Así como la primera escena de la película «Pedro Saunez Presidente» será una réplica de la del mono rompiendo huesos de «2001 una odisea en el espacio» con la música de «Así habló Zaratustra» de Robert Strauss, la octava escena será una réplica de la de la serie «El Hombre y la Tierra» de Félix Rodríguez de la Fuente y la banda original compuesta por el compositor Antón García Abril.
A ver, GROK, recréame esta escena:
ESCENA 8: EL BUITRE NEGRO
(De la película “Pedro Saunez Presidente”)
La pantalla está completamente negra. De pronto estalla la mítica sintonía de Antón García Abril, exactamente la misma que abre cada capítulo de «El Hombre y la Tierra»: trompetas heroicas, cuerdas que se elevan como alas, tambores lejanos que imitan el latido de la naturaleza salvaje. El volumen crece, épico, imparable.
VOZ EN OFF (grave, pausada, exactamente el tono de Félix Rodríguez de la Fuente, como si narrara la ley eterna de la vida y la muerte):
«En las cumbres inhóspitas de la cordillera, donde el viento corta como cuchillo y la muerte siempre tiene hambre… aparece él.
El buitre negro.
Colosal.
Hambriento.
Señor absoluto del cielo y de los cadáveres.
No perdona.
No comparte.
No deja comer a nadie más.»
Plano general aéreo, estilo Félix: montañas venezolanas al amanecer, niebla rasgada por el sol naciente. La cámara sube y sube hasta encontrar al protagonista del cielo.
Un buitre negro gigantesco (alas de más de tres metros de envergadura, plumaje negro azabache que brilla como obsidiana, ojos amarillos que no pestañean) planea en círculos lentos, majestuosos. Sus alas apenas se mueven; el viento lo sostiene como un dios. La música de García Abril crece en intensidad, con los metales marcando cada batir de ala.

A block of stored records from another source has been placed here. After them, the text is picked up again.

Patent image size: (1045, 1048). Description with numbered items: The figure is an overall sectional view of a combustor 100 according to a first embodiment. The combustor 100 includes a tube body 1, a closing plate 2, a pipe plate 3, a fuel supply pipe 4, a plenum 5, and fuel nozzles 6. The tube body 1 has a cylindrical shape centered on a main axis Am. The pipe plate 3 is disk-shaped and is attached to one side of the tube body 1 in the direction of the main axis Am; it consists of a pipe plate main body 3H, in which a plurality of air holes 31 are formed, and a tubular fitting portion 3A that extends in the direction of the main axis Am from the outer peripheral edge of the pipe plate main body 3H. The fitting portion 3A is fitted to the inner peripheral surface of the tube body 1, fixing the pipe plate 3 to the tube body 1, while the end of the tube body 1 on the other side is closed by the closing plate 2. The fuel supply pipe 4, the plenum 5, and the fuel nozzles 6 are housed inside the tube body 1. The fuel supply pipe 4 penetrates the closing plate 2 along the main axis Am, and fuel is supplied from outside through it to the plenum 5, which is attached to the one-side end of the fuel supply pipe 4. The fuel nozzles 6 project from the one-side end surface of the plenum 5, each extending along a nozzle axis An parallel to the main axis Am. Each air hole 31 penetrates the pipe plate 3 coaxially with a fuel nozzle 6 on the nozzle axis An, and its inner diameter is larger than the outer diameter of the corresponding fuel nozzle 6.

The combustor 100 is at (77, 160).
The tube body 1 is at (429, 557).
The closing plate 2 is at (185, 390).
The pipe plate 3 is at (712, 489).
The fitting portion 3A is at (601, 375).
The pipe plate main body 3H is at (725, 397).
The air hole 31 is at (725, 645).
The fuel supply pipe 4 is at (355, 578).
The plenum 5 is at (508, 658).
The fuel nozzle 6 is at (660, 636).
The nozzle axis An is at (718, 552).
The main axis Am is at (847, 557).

De repente, el buitre gira la cabeza. Ha visto algo abajo.
Corte brusco. Plano picado vertiginoso.
En un claro rocoso junto al Palacio de Miraflores (convertido en fortaleza de montaña para la escena), Nicolás Maduro camina rodeado de su guardia pretoriana: 32 cubanos armados hasta los dientes, uniformes impecables, fusiles AK-47, miradas de acero. Parecen una manada protegiendo al macho dominante.
El buitre negro cierra las alas y se lanza en picado.
La música se vuelve frenética: trompetas en crescendo, cuerdas que rasgan el aire.
Los guardias lo ven demasiado tarde.
Disparan.
Gritos.
Caos.
Pero el buitre es un Delta Force alado.
Sus alas gigantes barren a diez guardias de un solo golpe, como si fueran hojas secas.
Sus patas, garras curvas como sables, destrozan fusiles y cascos.
No mata por placer… simplemente no perdona.
Es la naturaleza en estado puro.
Maduro, aterrorizado, intenta correr.
Demasiado tarde.
El buitre negro lo atrapa por la espalda con precisión quirúrgica: una garra se clava en el cinturón, la otra en la chaqueta militar.
Maduro patalea, grita, pero es inútil.
El buitre negro, con un poderoso aletazo que levanta una nube de polvo y hojas, levanta a Maduro del suelo como la águila levantaba a la cabra montesa en la sierra de Gredos.
Plano lento, icónico, idéntico al del documental original:
Maduro colgando de las garras, piernas y brazos colgando como la cabra, boca abierta en un grito mudo.
El buitre asciende verticalmente, imponente, mientras los 32 guardias cubanos quedan abajo, diminutos, impotentes, disparando al aire sin conseguir nada.
La música de Antón García Abril alcanza su clímax absoluto: trompas triunfales, coro orquestal que parece gritar “¡ley de la selva!”.
VOZ EN OFF (Félix, ahora con un leve tono de justicia poética):
«Así actúa el buitre negro.
Elige su presa entre la manada.
La levanta.
Y se la lleva…
para que nadie más coma.»
El buitre negro y Maduro desaparecen en el cielo infinito, convertidos en una silueta negra contra el sol naciente. La cámara se queda abajo, con los guardias desarmados y humillados mirando al vacío.
Música baja lentamente hasta quedar solo el viento… y un lejano aleteo.
CORTE A NEGRO.
(Fin de la escena 8. La sala de cine se queda en silencio absoluto durante tres segundos… hasta que estalla el aplauso.)